Ao avaliar um contrato, é útil ir além das cláusulas e observar como a empresa se comporta nas relações que mantém com clientes, fornecedores e colaboradores. Isso se faz olhando para os processos judiciais. Não como curiosidade estatística, mas como instrumento real de análise de risco. Os processos mostram como a empresa lida com clientes, fornecedores e funcionários quando a relação deixa de ser harmônica. Revelam padrões de conflito, recorrência de determinadas discussões e, sobretudo, a qualidade prática daquilo que foi prometido no papel.
Se há um número excessivo de demandas questionando a qualidade do serviço ou do produto, a conclusão lógica é desconfortável, mas evidente: algo não está funcionando como deveria. Quando muitos consumidores alegam o mesmo vício, quando diversos contratantes discutem a mesma cláusula, não se trata de um episódio isolado. É um sintoma. E sintomas repetidos indicam fragilidade estrutural.
Contudo, o oposto também merece reflexão. A ausência absoluta de processos não é, automaticamente, um selo de excelência. Se não há nenhuma ação — nem mesmo cobranças por inadimplemento — algumas hipóteses precisam ser consideradas.

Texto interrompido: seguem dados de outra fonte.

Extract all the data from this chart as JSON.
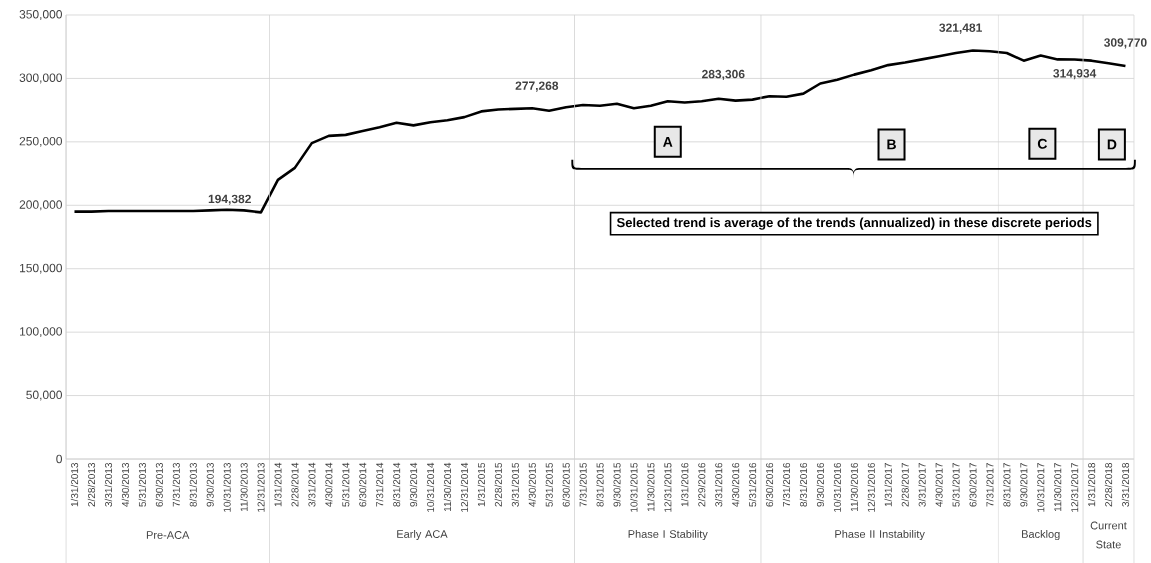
{
  "chart_data": {
    "type": "line",
    "color": "#000000",
    "categories": [
      "1/31/2013",
      "2/28/2013",
      "3/31/2013",
      "4/30/2013",
      "5/31/2013",
      "6/30/2013",
      "7/31/2013",
      "8/31/2013",
      "9/30/2013",
      "10/31/2013",
      "11/30/2013",
      "12/31/2013",
      "1/31/2014",
      "2/28/2014",
      "3/31/2014",
      "4/30/2014",
      "5/31/2014",
      "6/30/2014",
      "7/31/2014",
      "8/31/2014",
      "9/30/2014",
      "10/31/2014",
      "11/30/2014",
      "12/31/2014",
      "1/31/2015",
      "2/28/2015",
      "3/31/2015",
      "4/30/2015",
      "5/31/2015",
      "6/30/2015",
      "7/31/2015",
      "8/31/2015",
      "9/30/2015",
      "10/31/2015",
      "11/30/2015",
      "12/31/2015",
      "1/31/2016",
      "2/29/2016",
      "3/31/2016",
      "4/30/2016",
      "5/31/2016",
      "6/30/2016",
      "7/31/2016",
      "8/31/2016",
      "9/30/2016",
      "10/31/2016",
      "11/30/2016",
      "12/31/2016",
      "1/31/2017",
      "2/28/2017",
      "3/31/2017",
      "4/30/2017",
      "5/31/2017",
      "6/30/2017",
      "7/31/2017",
      "8/31/2017",
      "9/30/2017",
      "10/31/2017",
      "11/30/2017",
      "12/31/2017",
      "1/31/2018",
      "2/28/2018",
      "3/31/2018"
    ],
    "values": [
      195000,
      195000,
      195500,
      195500,
      195500,
      195500,
      195500,
      195500,
      196000,
      196500,
      196000,
      194382,
      220000,
      229500,
      249000,
      254700,
      255500,
      258500,
      261500,
      265000,
      263000,
      265500,
      267000,
      269500,
      274000,
      275500,
      276000,
      276500,
      274500,
      277268,
      279000,
      278500,
      280000,
      276500,
      278500,
      282000,
      281000,
      282000,
      284000,
      282500,
      283306,
      286000,
      285500,
      288000,
      296000,
      299000,
      303000,
      306500,
      310500,
      312500,
      315000,
      317500,
      320000,
      322000,
      321481,
      320000,
      314000,
      318000,
      315000,
      314934,
      314000,
      312000,
      309770
    ],
    "value_labels": [
      null,
      null,
      null,
      null,
      null,
      null,
      null,
      null,
      null,
      null,
      null,
      "194,382",
      null,
      null,
      null,
      null,
      null,
      null,
      null,
      null,
      null,
      null,
      null,
      null,
      null,
      null,
      null,
      null,
      null,
      "277,268",
      null,
      null,
      null,
      null,
      null,
      null,
      null,
      null,
      null,
      null,
      "283,306",
      null,
      null,
      null,
      null,
      null,
      null,
      null,
      null,
      null,
      null,
      null,
      null,
      null,
      "321,481",
      null,
      null,
      null,
      null,
      "314,934",
      null,
      null,
      "309,770"
    ],
    "ylim": [
      0,
      350000
    ],
    "yticks": [
      0,
      {
        "value": 50000,
        "label": "50,000"
      },
      {
        "value": 100000,
        "label": "100,000"
      },
      {
        "value": 150000,
        "label": "150,000"
      },
      {
        "value": 200000,
        "label": "200,000"
      },
      {
        "value": 250000,
        "label": "250,000"
      },
      {
        "value": 300000,
        "label": "300,000"
      },
      {
        "value": 350000,
        "label": "350,000"
      }
    ],
    "grid": "y",
    "annotations": [
      "A",
      "B",
      "C",
      "D",
      "Selected trend is average of the trends (annualized) in these discrete periods",
      "Pre-ACA",
      "Early ACA",
      "Phase I Stability",
      "Phase II Instability",
      "Backlog",
      "Current State"
    ]
  }
}
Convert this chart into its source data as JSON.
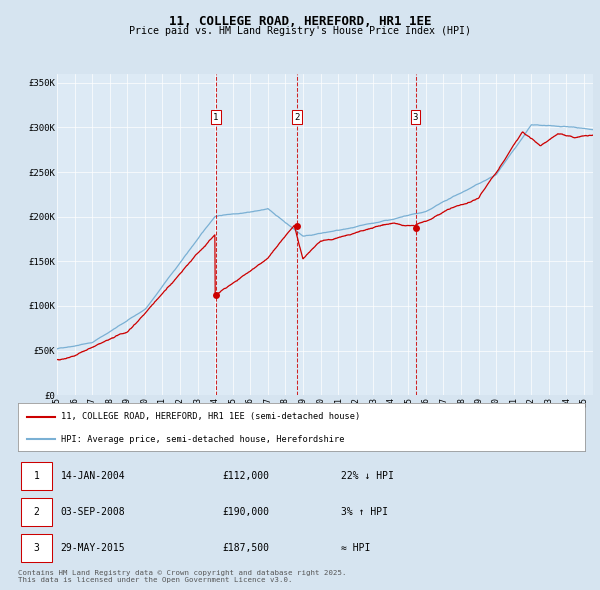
{
  "title": "11, COLLEGE ROAD, HEREFORD, HR1 1EE",
  "subtitle": "Price paid vs. HM Land Registry's House Price Index (HPI)",
  "bg_color": "#d6e4f0",
  "plot_bg_color": "#ddeaf5",
  "line1_color": "#cc0000",
  "line2_color": "#7ab0d4",
  "marker_color": "#cc0000",
  "vline_color": "#cc0000",
  "sale1_date_num": 2004.04,
  "sale1_price": 112000,
  "sale2_date_num": 2008.67,
  "sale2_price": 190000,
  "sale3_date_num": 2015.41,
  "sale3_price": 187500,
  "ylim_min": 0,
  "ylim_max": 360000,
  "xlim_min": 1995,
  "xlim_max": 2025.5,
  "legend_line1": "11, COLLEGE ROAD, HEREFORD, HR1 1EE (semi-detached house)",
  "legend_line2": "HPI: Average price, semi-detached house, Herefordshire",
  "table": [
    {
      "num": "1",
      "date": "14-JAN-2004",
      "price": "£112,000",
      "hpi": "22% ↓ HPI"
    },
    {
      "num": "2",
      "date": "03-SEP-2008",
      "price": "£190,000",
      "hpi": "3% ↑ HPI"
    },
    {
      "num": "3",
      "date": "29-MAY-2015",
      "price": "£187,500",
      "hpi": "≈ HPI"
    }
  ],
  "footer": "Contains HM Land Registry data © Crown copyright and database right 2025.\nThis data is licensed under the Open Government Licence v3.0.",
  "yticks": [
    0,
    50000,
    100000,
    150000,
    200000,
    250000,
    300000,
    350000
  ],
  "ytick_labels": [
    "£0",
    "£50K",
    "£100K",
    "£150K",
    "£200K",
    "£250K",
    "£300K",
    "£350K"
  ],
  "xticks": [
    1995,
    1996,
    1997,
    1998,
    1999,
    2000,
    2001,
    2002,
    2003,
    2004,
    2005,
    2006,
    2007,
    2008,
    2009,
    2010,
    2011,
    2012,
    2013,
    2014,
    2015,
    2016,
    2017,
    2018,
    2019,
    2020,
    2021,
    2022,
    2023,
    2024,
    2025
  ],
  "xtick_labels": [
    "95",
    "96",
    "97",
    "98",
    "99",
    "00",
    "01",
    "02",
    "03",
    "04",
    "05",
    "06",
    "07",
    "08",
    "09",
    "10",
    "11",
    "12",
    "13",
    "14",
    "15",
    "16",
    "17",
    "18",
    "19",
    "20",
    "21",
    "22",
    "23",
    "24",
    "25"
  ]
}
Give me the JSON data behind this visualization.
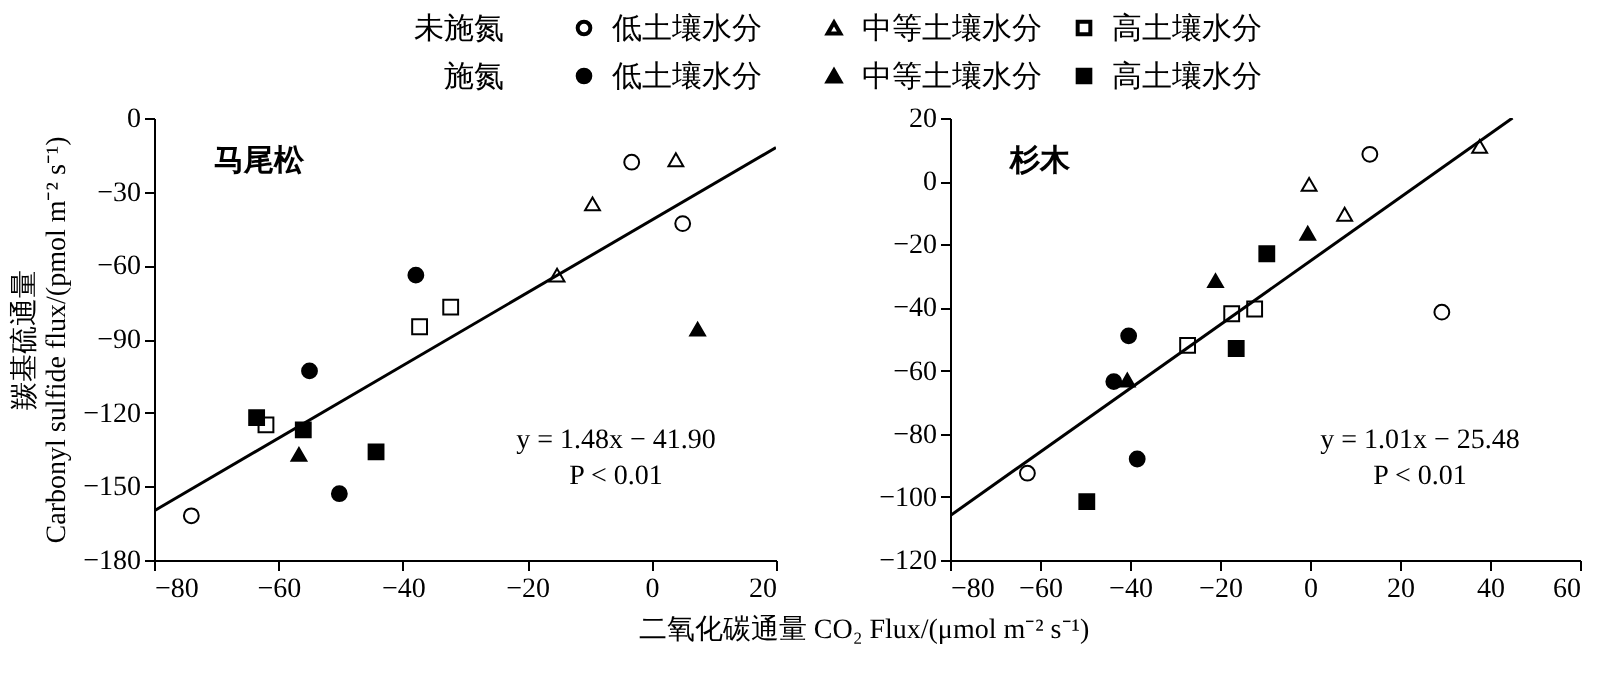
{
  "chart_data": [
    {
      "type": "scatter",
      "title": "马尾松",
      "ylabel": "羰基硫通量\nCarbonyl sulfide flux/(pmol m⁻² s⁻¹)",
      "xlabel": "二氧化碳通量 CO₂ Flux/(μmol m⁻² s⁻¹)",
      "xlim": [
        -80,
        20
      ],
      "xticks": [
        -80,
        -60,
        -40,
        -20,
        0,
        20
      ],
      "ylim": [
        -180,
        0
      ],
      "yticks": [
        -180,
        -150,
        -120,
        -90,
        -60,
        -30,
        0
      ],
      "grid": false,
      "legend": "top",
      "annotations": [
        "y = 1.48x − 41.90",
        "P < 0.01",
        "未施氮",
        "施氮"
      ],
      "series": [
        {
          "name": "低土壤水分",
          "marker": "circle",
          "color": "#ffffff",
          "x": [
            -74,
            -3.2,
            5
          ],
          "values": [
            -162,
            -18,
            -43
          ]
        },
        {
          "name": "中等土壤水分",
          "marker": "triangle",
          "color": "#ffffff",
          "x": [
            -15.2,
            -9.5,
            3.9
          ],
          "values": [
            -64,
            -35,
            -17
          ]
        },
        {
          "name": "高土壤水分",
          "marker": "square",
          "color": "#ffffff",
          "x": [
            -62,
            -37.3,
            -32.3
          ],
          "values": [
            -125,
            -85,
            -77
          ]
        },
        {
          "name": "低土壤水分",
          "marker": "circle",
          "color": "#000000",
          "x": [
            -55,
            -37.9,
            -50.2
          ],
          "values": [
            -103,
            -64,
            -153
          ]
        },
        {
          "name": "中等土壤水分",
          "marker": "triangle",
          "color": "#000000",
          "x": [
            -56.7,
            7.4
          ],
          "values": [
            -137,
            -86
          ]
        },
        {
          "name": "高土壤水分",
          "marker": "square",
          "color": "#000000",
          "x": [
            -63.5,
            -56,
            -44.3
          ],
          "values": [
            -122,
            -127,
            -136
          ]
        },
        {
          "type": "line",
          "color": "#000000",
          "x": [
            -80,
            20
          ],
          "values": [
            -160,
            -12
          ]
        }
      ]
    },
    {
      "type": "scatter",
      "title": "杉木",
      "xlim": [
        -80,
        60
      ],
      "xticks": [
        -80,
        -60,
        -40,
        -20,
        0,
        20,
        40,
        60
      ],
      "ylim": [
        -120,
        20
      ],
      "yticks": [
        -120,
        -100,
        -80,
        -60,
        -40,
        -20,
        0,
        20
      ],
      "grid": false,
      "annotations": [
        "y = 1.01x − 25.48",
        "P < 0.01"
      ],
      "series": [
        {
          "marker": "circle",
          "color": "#ffffff",
          "x": [
            -62.8,
            13.3,
            29.3
          ],
          "values": [
            -92.5,
            8.5,
            -41.5
          ]
        },
        {
          "marker": "triangle",
          "color": "#ffffff",
          "x": [
            -0.2,
            7.7,
            37.7
          ],
          "values": [
            -1,
            -10.5,
            11
          ]
        },
        {
          "marker": "square",
          "color": "#ffffff",
          "x": [
            -27.2,
            -17.4,
            -12.3
          ],
          "values": [
            -52,
            -42,
            -40.5
          ]
        },
        {
          "marker": "circle",
          "color": "#000000",
          "x": [
            -40.3,
            -43.6,
            -38.4
          ],
          "values": [
            -49,
            -63.5,
            -88
          ]
        },
        {
          "marker": "triangle",
          "color": "#000000",
          "x": [
            -40.6,
            -21,
            -0.5
          ],
          "values": [
            -63,
            -31.5,
            -16.5
          ]
        },
        {
          "marker": "square",
          "color": "#000000",
          "x": [
            -49.6,
            -16.4,
            -9.6
          ],
          "values": [
            -101.5,
            -53,
            -23
          ]
        },
        {
          "type": "line",
          "color": "#000000",
          "x": [
            -80,
            45
          ],
          "values": [
            -106,
            20
          ]
        }
      ]
    }
  ]
}
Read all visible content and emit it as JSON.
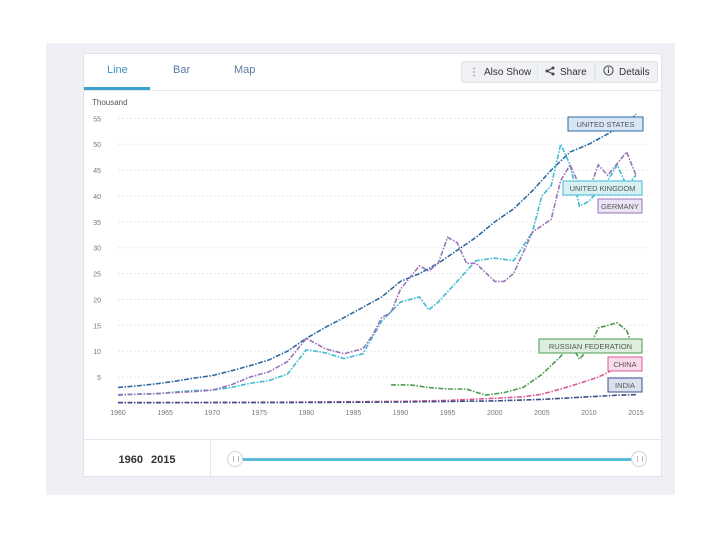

Pode ser que o contrato tenha sido arquitetado de forma inteligente, prevendo mecanismos que resolvem o conflito antes que ele evolua para litígio. Cláusulas que permitem a paralisação imediata das atividades diante da falta de pagamento, bloqueio de acesso a sistemas, retenção de entregas ou exigência de pagamento antecipado. Nesses casos, o modelo contratual reduz drasticamente o incentivo ao descumprimento, e a judicialização se torna desnecessária. Por outro lado, também pode significar que a empresa ainda não foi suficientemente testada pelo mercado. Poucos clientes, baixa circulação negocial, operação recente. Em situações assim, a ausência de litígios não decorre de maturidade contratual, mas de pouca exposição. E isso precisa ser considerado por quem está prestes a contratar — especialmente se a empresa ainda não passou pelo desgaste natural das relações comerciais mais complexas.
O papel do advogado não se limita a ler o contrato para refutar ou sugerir cláusulas. Cabe-lhe compreender como aquela estrutura negocial se comporta na prática. O contrato registra a intenção das partes; os processos revelam como essa intenção resiste quando surgem conflitos.